Por lo mismo, Calderón advierte sobre la necesidad de consolidar la información comercial en una sola base de datos, que permita transparentar la realidad de cada consumidor. En este sentido, indica que la falta de regulación podría generar un grave problema económico, ya que muchas personas podrían dejar de pagar por falta de solvencia.

En tanto, el economista Joseph Ramos reconoce que el tema del crédito es siempre problemático porque "uno quisiera, por un lado, que la mayor parte de la gente tenga acceso al crédito porque eso facilita que pueda mejorar su nivel de vida, pero por otro lado, uno quiere evitar el sobreendeudamiento. Entonces, esa es la pequeña tensión que hay ahí".

En cuanto a la entrega indiscriminada de tarjetas de crédito, el economista señaló que "las casas comerciales son las más "generosas" con entregar tarjetas de crédito con el mínimo de condiciones. Esos son los más arriesgados. En cambio la banca es más complicada y la mitad de la población no accede a créditos bancarios, yprobablemente es esa la gente que acude a las tarjetas de las casas comerciales, porque le ponen menores condiciones y cada casa comercial controlará. Ya sabemos los líos de La Polar".

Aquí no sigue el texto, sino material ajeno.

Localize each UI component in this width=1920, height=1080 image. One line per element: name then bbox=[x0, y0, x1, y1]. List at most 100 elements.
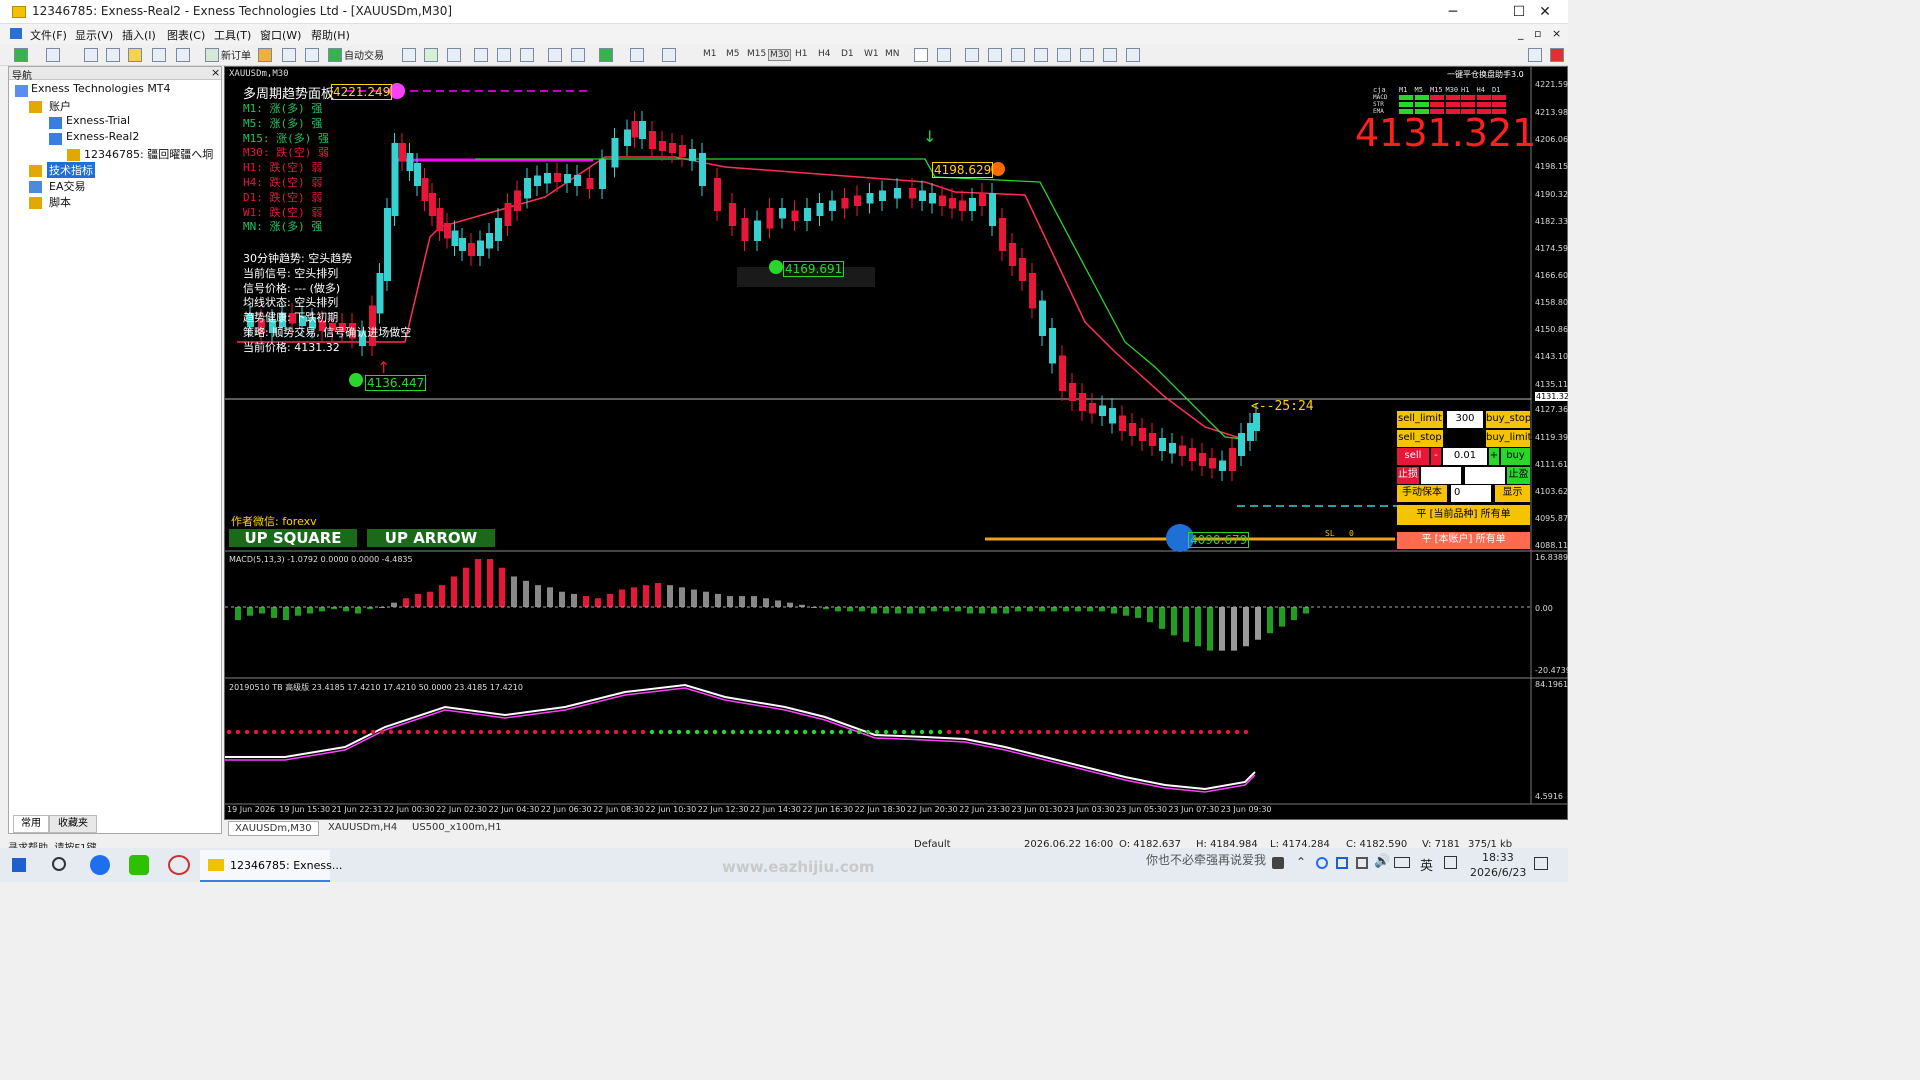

También Ramos se refirió al proyecto de ley sobre deuda consolidada, que fue reflotado a raíz del caso La Polar. En este sentido dijo, que "dicha iniciativa apunta a que haya una consolidación de todo el crédito que una persona tenga en el sistema bancario así como, en las distintas casas comerciales. Esto en aras de evitar el sobreendeudamiento".